Figure 5—figure supplement 1.. Predicted protein structure model of LacE.

(A) Snake-like plot of transmembrane regions of LacE estimated using SOSUI. The 554th residue has been indicated with an arrowhead and in magenta. (B) Structure model of LacE generated with AlphaFold (pLDDT = 0.902). The putative transmembrane regions are colored in orange. LacE has two domains: the transmembrane domain EIIC and intracellular domain EIIB. The 554th glycine substituted with valine is colored in magenta. pLDDT: The best predicted local difference distance test indicating local structural accuracy.

Figure 6.. Transcriptome analysis of the fhuB T218C mutant strain in THY and human blood.

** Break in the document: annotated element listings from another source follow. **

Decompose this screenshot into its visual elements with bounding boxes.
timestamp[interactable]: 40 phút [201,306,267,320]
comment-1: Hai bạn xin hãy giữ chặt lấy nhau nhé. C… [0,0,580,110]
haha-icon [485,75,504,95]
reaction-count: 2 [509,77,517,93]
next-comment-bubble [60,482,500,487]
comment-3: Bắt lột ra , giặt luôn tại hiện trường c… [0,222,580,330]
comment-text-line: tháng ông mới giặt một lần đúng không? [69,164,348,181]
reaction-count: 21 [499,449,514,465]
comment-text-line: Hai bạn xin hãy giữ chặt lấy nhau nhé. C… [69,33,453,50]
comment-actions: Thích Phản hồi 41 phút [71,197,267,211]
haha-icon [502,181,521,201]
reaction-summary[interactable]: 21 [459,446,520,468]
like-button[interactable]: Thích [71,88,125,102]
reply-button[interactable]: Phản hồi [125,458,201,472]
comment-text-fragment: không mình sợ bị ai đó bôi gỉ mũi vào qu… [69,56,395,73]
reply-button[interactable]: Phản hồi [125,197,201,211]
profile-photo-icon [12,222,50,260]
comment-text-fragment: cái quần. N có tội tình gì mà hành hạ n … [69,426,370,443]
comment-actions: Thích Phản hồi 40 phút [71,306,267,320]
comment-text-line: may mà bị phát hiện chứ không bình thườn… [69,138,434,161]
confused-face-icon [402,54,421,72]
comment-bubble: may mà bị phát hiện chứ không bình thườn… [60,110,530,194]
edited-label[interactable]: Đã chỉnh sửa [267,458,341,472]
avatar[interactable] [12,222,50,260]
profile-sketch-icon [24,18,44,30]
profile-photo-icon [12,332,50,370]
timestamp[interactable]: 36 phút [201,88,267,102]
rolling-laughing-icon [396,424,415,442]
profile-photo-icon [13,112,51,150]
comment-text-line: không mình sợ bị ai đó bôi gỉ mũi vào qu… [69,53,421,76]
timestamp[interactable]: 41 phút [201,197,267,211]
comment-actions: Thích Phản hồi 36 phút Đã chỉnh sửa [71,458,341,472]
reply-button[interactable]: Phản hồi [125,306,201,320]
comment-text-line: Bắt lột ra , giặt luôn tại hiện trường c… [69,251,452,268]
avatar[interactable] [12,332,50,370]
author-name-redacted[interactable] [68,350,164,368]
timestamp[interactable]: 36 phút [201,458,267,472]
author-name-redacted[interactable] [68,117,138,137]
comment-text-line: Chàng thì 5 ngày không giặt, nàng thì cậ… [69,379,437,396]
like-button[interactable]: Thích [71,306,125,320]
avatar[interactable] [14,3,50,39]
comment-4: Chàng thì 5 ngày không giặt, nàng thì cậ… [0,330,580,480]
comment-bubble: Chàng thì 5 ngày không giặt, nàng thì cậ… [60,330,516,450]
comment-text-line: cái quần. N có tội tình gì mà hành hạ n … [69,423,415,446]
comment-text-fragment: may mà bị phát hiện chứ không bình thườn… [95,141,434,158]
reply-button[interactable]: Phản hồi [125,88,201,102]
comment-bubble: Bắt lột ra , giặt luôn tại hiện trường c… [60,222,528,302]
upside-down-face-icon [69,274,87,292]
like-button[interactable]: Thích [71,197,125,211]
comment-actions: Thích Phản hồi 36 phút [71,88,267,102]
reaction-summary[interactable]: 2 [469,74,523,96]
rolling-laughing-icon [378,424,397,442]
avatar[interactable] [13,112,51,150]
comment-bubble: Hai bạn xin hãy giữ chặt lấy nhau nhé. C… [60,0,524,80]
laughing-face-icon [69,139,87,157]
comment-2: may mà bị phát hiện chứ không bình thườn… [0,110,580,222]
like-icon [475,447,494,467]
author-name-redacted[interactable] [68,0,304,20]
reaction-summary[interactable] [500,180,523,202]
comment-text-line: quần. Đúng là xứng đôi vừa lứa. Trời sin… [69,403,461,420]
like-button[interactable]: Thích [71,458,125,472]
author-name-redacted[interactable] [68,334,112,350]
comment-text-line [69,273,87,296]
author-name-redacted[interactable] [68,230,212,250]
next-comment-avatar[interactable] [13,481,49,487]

(A) Principal component analysis plot of RNA-seq data. (B) Differentially expressed genes in four comparisons. (C) Plot of gene expression in the WT strain versus fhuB T218C mutant in human blood. Significantly up- and downregulated genes in the WT are colored red and blue, respectively. The shapes of the plots indicate relative transcriptional changes between THY and blood. Genes depicted with upward triangles are either significantly upregulated in the WT or downregulated in the mutant strain, in blood versus THY. The downward triangle plots indicate genes that are either downregulated in the WT or upregulated in the mutant strain, in blood versus THY. WT, wild-type; THY, Todd Hewitt broth supplemented with 0.2% yeast extract.

Figure 7.. Effects of the fhuB T218C mutant strain on ferric ion uptake and bacterial survival in human blood.

(A) Intracellular ferric ion assay. The wild-type (WT) and fhuB T218C mutant strains were incubated in healthy human blood for 3 hr, following which the intracellular ferric ion concentrations were measured. (B) Bactericidal assay in human blood. The WT and fhuB T218C mutant were mixed with healthy human blood to measure the ratio of bacterial counts at 1, 2, and 3 hr to those at 0 h after infection. Bactericidal assay in human erythrocyte-rich medium (C), polymorphonuclear cell-rich medium (D), plasma (E), and plasma inactivated by heating at 56°C for 30 min (F). (G) Bacterial growth in brain heart infusion broth. The data were pooled from three independent experiments, each performed in sextuplicate. Thick bars and error bars indicate means and quartiles, respectively. Statistical significance was determined using the Mann–Whitney test with Benjamini–Hochberg’s correction.